Metadata-Version: 2.4
Name: fragua
Version: 0.4.0
Summary: Package for creating ETL environments for data analysis
Home-page: https://github.com/SagoDev/Fragua
Author: SagoDev
Requires-Python: >=3.10
Description-Content-Type: text/markdown
License-File: LICENSE
Requires-Dist: numpy
Requires-Dist: pandas
Requires-Dist: pytest
Requires-Dist: sqlalchemy
Requires-Dist: requests
Requires-Dist: scikit-learn
Requires-Dist: typing_extensions
Dynamic: author
Dynamic: description
Dynamic: description-content-type
Dynamic: home-page
Dynamic: license-file
Dynamic: requires-dist
Dynamic: requires-python
Dynamic: summary

# Fragua

Fragua is a lightweight and modular library designed to build ETL/ELT
pipelines and data processing workflows in Python. It provides reusable
components such as environments, agents, styles, parameters, and
storages to orchestrate data extraction, transformation, and loading
with traceability and best practices.

------------------------------------------------------------------------

## What is Fragua?

Fragua provides an abstraction layer for data integration tasks based on
three main agents:

- **Extractor**: retrieves data from different sources such as Excel,
  CSV, or APIs.
- **Transformer**: transforms or enriches data by applying rules or
  models.
- **Loader**: saves or delivers results to final destinations such as
  files or databases.

In addition to the agents, Fragua introduces the concept of **Environments**, 
which act as isolated workspaces that organize and group all components 
involved in a pipeline. An `Environment` manages:

- Registered agents and their lifecycle.
- Registries for `styles`, `functions`, and `params`.
- A dedicated **Warehouse** for storing intermediate or final artifacts.
- Execution settings, logging configuration, and context boundaries.

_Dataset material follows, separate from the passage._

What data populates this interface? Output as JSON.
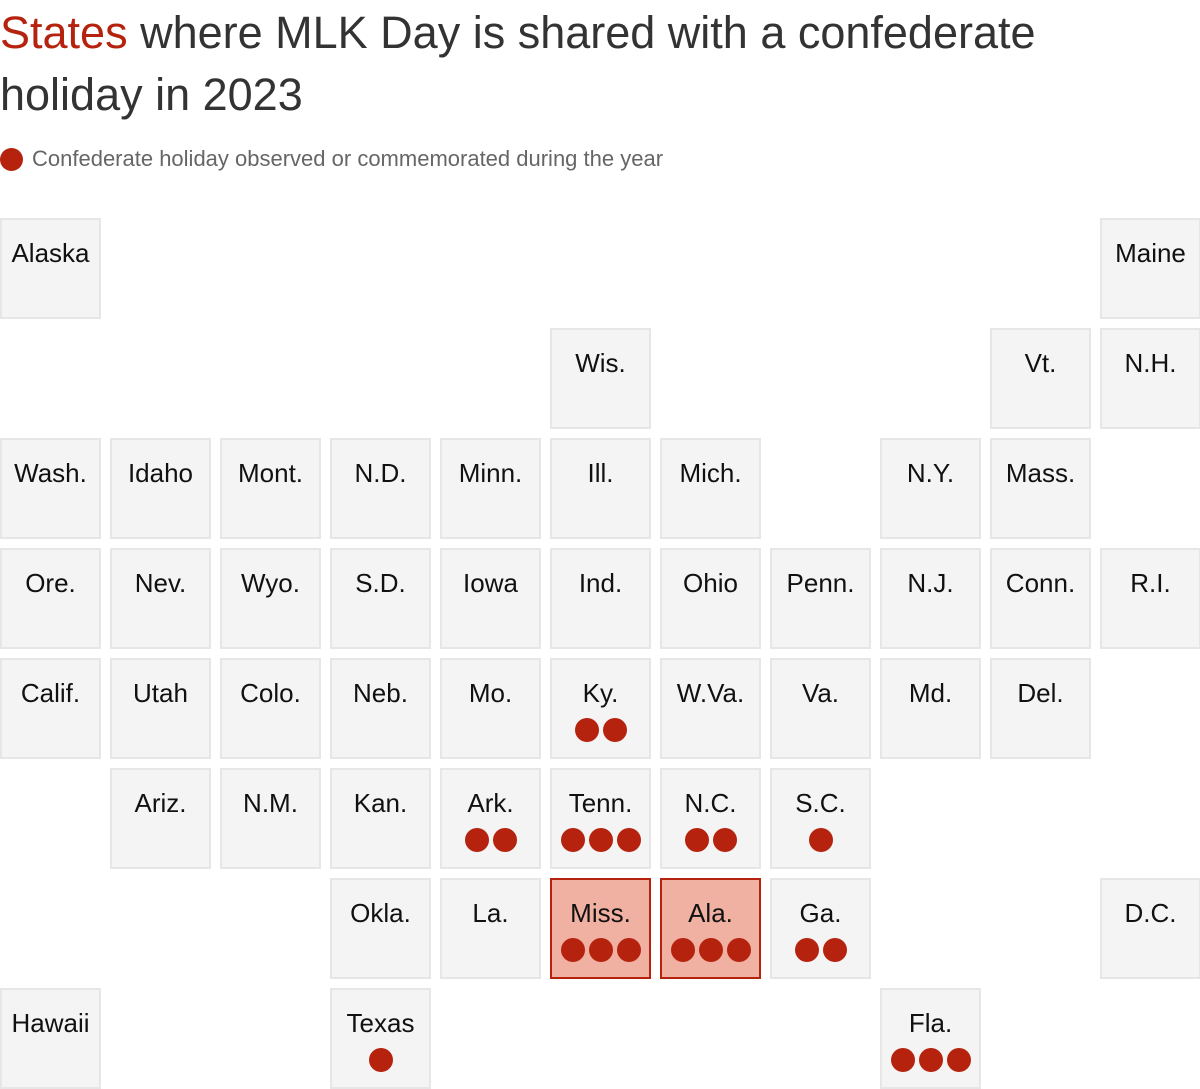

This design allows you to run multiple pipelines independently, each with 
its own configuration, state, and stored data.

Fragua also includes a storage system with:

- **Warehouse** and **WarehouseManager** to store intermediate artifacts 
  with metadata and traceability.
- A modular architecture where `styles`, `functions`, and `params` can 
  be registered within an `Environment`.

------------------------------------------------------------------------

## Key Features

-   Environment modeling (`Environment`) to isolate and organize working
    instances.
-   Agents (`Extractor`, `Transformer`, `Loader`) with a common
    pipeline, `undo` capability, and operation logging.
-   Registries for `params`, `functions`, and `styles`.
-   Storage types (`Storage`, `Box`, `Container`) and a centralized
    `Warehouse`.
-   Built-in utilities for logging, metrics, and execution state
    summaries.

------------------------------------------------------------------------

## Project Structure

    fragua/
    ├── core/
    ├── environments/
    ├── extract/
    ├── load/
    ├── transform/
    ├── utils/
    └── __init__.py

------------------------------------------------------------------------

## Installation

Install Fragua in editable mode from the root of the repository:

``` bash
python -m pip install -e .
```

Check `requirements.txt` for additional dependencies.

------------------------------------------------------------------------

## Usage Example

``` python
import fragua as fg
from pathlib import Path

BASE_DIR = Path(__file__).parent
INPUT_XLSX = BASE_DIR / "test_files" / "input_files" / "test_data.xlsx"
OUTPUT_XLSX = BASE_DIR / "test_files" / "output_files"

env = fg.create_fragua("fragua_1", "minimal", True)
env.create_extractor("extractor")
env.create_transformer("transformer")
env.create_loader("loader")

extractor = env.get_agent("extractor")
transformer = env.get_agent("transformer")
loader = env.get_agent("loader")

extractor.work(
    "excel",
    save_as="extracted_data",
    path="./test_files/input_files/test_data.xlsx",
    sheet_name=0,
)

transformer.work(
    style="report",
    apply_to="extracted_data",
    save_as="transformed_data",
)

loader.work(
    style="excel",
    apply_to=["extracted_data", "transformed_data"],
    destination="./test_files/output_files",
    file_name="output_file",
)
```

------------------------------------------------------------------------

## Author

**Santiago Lanz**\
📍 Developer and creator of Fragua\
🌐 Portfolio: https://sagodev.github.io/Portfolio-Web-Santiago-Lanz/\
💼 LinkedIn: https://www.linkedin.com/in/santiagolanz/\
🐙 GitHub: https://github.com/SagoDev

------------------------------------------------------------------------

## ⚖️ License

This project is distributed under the **MIT** license.\
See the `LICENSE` file for more details.